|Author||Steven W. Cole|
|Publisher||Oriental Institute of the University of Chicago|
|Publication Date||December 1, 1996|
One autumn day in 1973, at the Oriental Institute's excavations at Nippur in south central Iraq, a workman rising from eating his lunch in one of the site's trenches brushed the balk against which he had been sitting, revealing a number of tablets. These tablets proved to be part of the packing around a huge pottery jar containing the skeleton of a child. The remains of 128 inscribed clay tablets were found, some broken into fragments. The inscriptions turned out to be written in a previously unknown early Neo-Babylonian script dating back to the middle of the eighth century b.c., a virtual dark age in the history of southern Mesopotamia. Included in this group of documents is an archive of 113 letters, the only known group of letters from Babylonia dated in the half millennium between 1225 and 725 b.c. These unique texts, which the author has called the "Governor's Archive," represent the largest and most significant group of documents from Babylonia from this period.

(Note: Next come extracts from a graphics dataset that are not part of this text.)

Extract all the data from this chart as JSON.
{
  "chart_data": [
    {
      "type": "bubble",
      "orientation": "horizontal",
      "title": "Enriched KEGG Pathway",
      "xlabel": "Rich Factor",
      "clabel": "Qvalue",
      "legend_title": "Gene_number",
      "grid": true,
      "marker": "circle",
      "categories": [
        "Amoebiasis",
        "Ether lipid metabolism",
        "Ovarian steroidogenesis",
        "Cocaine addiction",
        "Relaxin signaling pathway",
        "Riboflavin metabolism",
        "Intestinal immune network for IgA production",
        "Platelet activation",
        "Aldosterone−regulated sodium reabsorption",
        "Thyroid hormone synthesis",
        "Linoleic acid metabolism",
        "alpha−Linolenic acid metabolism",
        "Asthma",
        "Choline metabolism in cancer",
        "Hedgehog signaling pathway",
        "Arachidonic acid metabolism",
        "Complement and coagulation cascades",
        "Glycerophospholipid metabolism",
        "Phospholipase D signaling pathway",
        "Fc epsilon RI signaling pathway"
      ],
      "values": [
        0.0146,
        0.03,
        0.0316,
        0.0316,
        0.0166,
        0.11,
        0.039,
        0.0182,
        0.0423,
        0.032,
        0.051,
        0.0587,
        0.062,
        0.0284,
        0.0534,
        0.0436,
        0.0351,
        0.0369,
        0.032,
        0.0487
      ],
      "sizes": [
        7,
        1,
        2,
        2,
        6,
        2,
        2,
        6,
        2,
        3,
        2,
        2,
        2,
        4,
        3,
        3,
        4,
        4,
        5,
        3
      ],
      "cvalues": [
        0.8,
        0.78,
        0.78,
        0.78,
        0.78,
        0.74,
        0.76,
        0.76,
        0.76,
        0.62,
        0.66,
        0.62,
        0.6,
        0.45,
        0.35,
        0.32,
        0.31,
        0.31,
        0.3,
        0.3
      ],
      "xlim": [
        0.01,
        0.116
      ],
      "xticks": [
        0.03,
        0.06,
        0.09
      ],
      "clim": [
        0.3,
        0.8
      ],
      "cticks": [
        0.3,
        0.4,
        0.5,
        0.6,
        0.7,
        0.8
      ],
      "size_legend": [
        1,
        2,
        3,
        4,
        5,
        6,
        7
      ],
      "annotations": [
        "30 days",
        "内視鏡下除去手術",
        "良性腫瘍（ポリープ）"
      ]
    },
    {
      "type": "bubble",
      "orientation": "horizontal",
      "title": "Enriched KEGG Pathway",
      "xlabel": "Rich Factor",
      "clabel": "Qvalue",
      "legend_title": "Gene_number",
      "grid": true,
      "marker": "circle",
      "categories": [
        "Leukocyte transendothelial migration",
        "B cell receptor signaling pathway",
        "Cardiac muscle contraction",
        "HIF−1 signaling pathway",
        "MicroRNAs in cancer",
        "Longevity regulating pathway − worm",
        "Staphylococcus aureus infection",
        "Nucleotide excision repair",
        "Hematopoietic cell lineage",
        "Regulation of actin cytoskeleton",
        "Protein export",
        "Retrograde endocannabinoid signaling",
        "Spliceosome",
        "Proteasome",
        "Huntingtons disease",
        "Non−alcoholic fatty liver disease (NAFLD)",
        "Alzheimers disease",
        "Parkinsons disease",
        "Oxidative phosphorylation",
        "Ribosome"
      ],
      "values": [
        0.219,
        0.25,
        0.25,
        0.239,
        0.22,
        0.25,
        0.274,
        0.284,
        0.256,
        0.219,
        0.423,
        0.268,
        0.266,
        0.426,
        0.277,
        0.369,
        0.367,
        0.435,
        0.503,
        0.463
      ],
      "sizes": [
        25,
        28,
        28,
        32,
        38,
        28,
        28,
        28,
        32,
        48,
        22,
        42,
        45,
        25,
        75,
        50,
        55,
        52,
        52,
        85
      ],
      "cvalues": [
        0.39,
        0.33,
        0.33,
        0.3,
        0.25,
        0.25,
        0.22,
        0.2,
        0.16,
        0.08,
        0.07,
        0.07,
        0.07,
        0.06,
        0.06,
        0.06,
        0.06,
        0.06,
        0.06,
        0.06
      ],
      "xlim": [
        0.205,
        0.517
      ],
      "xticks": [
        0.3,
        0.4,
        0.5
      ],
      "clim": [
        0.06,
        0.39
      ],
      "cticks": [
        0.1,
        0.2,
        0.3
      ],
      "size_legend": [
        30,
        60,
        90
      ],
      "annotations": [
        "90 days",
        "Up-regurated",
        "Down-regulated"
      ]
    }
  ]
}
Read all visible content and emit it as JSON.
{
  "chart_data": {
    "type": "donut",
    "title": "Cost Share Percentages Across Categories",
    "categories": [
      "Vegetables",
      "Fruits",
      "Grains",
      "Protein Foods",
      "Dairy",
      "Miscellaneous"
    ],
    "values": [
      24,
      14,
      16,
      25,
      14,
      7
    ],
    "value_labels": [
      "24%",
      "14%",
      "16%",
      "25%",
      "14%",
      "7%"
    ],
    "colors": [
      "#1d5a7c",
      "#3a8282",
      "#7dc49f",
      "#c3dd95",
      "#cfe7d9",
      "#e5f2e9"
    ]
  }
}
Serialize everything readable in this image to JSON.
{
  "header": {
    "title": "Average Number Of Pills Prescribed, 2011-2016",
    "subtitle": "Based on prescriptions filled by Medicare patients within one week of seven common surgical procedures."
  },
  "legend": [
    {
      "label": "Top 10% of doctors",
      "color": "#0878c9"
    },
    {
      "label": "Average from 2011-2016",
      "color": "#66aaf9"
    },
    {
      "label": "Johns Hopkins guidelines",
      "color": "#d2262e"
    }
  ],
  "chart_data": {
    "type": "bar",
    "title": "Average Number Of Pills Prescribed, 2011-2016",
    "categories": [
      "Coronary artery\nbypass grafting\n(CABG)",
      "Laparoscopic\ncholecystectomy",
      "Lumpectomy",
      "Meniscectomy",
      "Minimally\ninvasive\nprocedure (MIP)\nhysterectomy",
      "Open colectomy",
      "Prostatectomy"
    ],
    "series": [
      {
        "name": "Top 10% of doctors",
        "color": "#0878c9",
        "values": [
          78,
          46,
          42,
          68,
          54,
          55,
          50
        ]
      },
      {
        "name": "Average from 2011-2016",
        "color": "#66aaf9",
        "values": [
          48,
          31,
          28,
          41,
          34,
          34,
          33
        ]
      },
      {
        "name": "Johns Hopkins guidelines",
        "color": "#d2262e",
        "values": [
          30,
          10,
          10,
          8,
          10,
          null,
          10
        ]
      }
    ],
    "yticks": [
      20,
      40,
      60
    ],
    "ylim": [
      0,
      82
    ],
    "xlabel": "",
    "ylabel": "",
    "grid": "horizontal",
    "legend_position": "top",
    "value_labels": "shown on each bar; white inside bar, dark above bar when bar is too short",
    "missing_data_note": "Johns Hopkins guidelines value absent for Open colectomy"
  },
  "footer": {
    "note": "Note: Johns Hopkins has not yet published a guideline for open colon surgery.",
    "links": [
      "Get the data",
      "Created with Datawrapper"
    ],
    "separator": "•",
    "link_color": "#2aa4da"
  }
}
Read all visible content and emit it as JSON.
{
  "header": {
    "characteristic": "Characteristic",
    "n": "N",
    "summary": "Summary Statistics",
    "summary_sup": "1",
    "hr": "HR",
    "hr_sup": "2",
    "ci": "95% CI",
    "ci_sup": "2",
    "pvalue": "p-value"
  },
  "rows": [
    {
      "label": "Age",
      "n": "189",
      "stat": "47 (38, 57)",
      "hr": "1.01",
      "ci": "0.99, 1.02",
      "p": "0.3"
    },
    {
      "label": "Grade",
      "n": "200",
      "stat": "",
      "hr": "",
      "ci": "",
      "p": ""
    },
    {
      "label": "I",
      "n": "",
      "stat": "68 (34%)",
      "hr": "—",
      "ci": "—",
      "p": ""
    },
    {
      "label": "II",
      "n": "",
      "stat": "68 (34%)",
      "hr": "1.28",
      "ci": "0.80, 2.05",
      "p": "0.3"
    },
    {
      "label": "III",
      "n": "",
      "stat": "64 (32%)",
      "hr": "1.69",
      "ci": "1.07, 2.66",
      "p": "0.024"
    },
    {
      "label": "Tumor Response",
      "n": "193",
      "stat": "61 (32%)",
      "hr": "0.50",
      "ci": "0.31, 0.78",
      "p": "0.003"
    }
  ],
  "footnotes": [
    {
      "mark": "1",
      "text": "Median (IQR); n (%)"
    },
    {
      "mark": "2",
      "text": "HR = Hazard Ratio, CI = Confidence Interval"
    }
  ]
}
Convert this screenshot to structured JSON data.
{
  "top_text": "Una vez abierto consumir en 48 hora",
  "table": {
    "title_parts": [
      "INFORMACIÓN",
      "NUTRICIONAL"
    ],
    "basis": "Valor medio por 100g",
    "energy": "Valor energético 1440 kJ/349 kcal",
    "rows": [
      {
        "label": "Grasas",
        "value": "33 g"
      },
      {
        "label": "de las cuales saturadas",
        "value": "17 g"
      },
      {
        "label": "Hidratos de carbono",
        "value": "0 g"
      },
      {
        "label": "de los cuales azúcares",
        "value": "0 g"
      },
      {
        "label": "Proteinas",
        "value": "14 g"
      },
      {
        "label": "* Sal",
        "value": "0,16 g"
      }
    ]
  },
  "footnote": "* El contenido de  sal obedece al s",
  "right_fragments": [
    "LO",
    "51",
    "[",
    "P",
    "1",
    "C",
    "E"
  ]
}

They are particularly important because they predate the letters sent to the kings of Assyria in Nineveh, and because they are the only known documents written by Babylonians to Babylonians during this entire 500 year period. They illuminate a new historical situation, and provide a rare view of the Babylonian countryside during a period of weak governmental control. They give a unique perspective on one town's relations with the surrounding tribal populations. The only comparable material comes from Mari a thousand years earlier. The author presents copies, transliterations, and translations of all the documents, along with a lengthy introduction, catalogs, philological commentaries, exhaustive glossaries, and comprehensive indices.